From: 2016.01.01 To: 2016.01.20
Pounding drums, painted faces and gyrating bodies await attendees at the mesmerising Ati-Atihan. The festivals owes its origins to when some mountain folk had to sing for their supper. Many moons ago, a group of light-skinned fellas, the Maraynons, arrived in Panay from Borneo in Indonesia and were sold some of the lowlands by the darker-skinned Ati. The Ati meanwhile went to live in the more mountainous region. Years later the Ati had a bad harvest and went back to their lighter skinned cousins asking to be fed, happily they were and the Ati responded by dancing and singing in gratitude.
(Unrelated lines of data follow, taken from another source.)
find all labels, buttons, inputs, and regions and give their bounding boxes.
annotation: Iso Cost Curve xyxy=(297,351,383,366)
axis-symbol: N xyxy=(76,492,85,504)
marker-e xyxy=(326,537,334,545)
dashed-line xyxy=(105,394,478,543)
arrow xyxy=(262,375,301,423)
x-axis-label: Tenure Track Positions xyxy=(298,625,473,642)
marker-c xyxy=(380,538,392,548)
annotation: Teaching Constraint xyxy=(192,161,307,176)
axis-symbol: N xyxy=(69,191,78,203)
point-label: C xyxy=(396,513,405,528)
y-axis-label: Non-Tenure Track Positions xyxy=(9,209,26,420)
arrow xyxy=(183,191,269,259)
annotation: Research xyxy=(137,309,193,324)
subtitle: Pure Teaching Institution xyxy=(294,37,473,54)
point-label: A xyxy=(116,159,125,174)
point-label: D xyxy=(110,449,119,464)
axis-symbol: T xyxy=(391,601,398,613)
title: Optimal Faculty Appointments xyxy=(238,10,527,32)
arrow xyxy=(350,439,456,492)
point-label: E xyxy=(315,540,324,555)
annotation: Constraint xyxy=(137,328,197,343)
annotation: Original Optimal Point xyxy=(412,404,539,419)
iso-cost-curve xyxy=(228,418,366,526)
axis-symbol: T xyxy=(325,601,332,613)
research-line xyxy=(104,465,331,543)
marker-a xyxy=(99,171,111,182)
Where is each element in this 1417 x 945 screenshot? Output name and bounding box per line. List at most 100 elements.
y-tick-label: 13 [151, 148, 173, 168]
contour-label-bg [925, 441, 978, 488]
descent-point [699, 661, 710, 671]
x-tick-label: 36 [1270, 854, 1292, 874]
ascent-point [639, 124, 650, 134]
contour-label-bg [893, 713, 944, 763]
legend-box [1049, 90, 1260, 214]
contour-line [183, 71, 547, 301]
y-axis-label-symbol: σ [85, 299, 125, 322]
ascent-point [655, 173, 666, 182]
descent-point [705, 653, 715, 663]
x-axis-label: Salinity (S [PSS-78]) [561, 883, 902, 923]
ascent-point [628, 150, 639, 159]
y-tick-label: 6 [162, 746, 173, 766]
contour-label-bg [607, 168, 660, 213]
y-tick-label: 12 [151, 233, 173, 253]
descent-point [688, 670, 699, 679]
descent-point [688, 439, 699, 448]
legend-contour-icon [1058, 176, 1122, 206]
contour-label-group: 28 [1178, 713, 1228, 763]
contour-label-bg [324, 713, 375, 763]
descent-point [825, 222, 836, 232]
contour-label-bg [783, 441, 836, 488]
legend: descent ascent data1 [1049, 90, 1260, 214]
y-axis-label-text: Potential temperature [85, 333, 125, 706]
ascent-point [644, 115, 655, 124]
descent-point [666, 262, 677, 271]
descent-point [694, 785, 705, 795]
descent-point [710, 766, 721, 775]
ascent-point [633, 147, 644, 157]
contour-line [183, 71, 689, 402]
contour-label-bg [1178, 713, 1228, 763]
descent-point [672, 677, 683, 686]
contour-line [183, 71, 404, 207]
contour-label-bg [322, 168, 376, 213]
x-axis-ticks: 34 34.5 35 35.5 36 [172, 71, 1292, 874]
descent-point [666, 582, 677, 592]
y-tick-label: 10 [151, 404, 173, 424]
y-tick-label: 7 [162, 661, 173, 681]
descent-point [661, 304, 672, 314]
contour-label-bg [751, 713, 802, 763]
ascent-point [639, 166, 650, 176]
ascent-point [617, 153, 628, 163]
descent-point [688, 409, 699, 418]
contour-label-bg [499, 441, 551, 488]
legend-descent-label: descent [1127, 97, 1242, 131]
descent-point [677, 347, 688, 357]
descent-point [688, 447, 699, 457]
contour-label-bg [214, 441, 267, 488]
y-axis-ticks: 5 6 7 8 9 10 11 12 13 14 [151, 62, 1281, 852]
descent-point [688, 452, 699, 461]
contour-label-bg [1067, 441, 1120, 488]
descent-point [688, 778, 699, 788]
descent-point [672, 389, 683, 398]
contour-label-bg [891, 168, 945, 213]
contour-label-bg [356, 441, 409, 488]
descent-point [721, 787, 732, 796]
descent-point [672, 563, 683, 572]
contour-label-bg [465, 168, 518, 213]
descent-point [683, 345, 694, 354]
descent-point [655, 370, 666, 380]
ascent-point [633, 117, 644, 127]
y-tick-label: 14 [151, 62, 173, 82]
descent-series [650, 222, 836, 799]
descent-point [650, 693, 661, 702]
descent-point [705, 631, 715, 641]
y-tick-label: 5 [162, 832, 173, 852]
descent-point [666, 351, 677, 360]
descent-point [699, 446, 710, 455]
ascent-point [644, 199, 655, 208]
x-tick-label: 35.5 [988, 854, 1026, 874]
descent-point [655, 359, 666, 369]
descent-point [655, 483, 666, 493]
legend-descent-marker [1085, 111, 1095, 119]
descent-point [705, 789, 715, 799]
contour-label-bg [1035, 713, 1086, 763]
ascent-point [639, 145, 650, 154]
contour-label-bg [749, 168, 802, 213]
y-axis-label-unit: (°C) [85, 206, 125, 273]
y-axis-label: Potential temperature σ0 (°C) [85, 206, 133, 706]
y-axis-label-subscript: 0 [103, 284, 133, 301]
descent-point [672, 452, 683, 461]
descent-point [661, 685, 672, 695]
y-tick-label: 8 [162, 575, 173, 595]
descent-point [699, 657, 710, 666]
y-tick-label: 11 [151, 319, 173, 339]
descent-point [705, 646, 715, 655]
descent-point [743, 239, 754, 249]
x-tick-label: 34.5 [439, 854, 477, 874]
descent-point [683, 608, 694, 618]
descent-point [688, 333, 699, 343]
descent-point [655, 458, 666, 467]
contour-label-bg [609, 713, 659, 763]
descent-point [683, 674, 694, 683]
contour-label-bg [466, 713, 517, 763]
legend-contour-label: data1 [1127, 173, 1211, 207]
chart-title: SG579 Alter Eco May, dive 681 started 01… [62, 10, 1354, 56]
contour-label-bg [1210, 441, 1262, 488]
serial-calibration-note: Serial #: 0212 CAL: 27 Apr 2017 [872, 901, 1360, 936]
The Maraynons wanted to join in the dancing action too, so slapped some black paint on their faces and got down to boogie. Years later, when the Spanish arrived, they also wanted a piece of the party action and thus informed the partying locals that they were now partying in honour of baby Jesus (Santo Niño). Some agreed and some didn't but all agreed that the party should continue and thus today the event is celebrated by Christians and non-Christians alike all pulling on exceptional costumes, painting their faces in startling ways and banging on drums till the wee hours of the morning. The whole celebration is mind-bogglingly brilliant, but if you've got to choose just one day to attend it would be the wild and colourful procession on the final Sunday.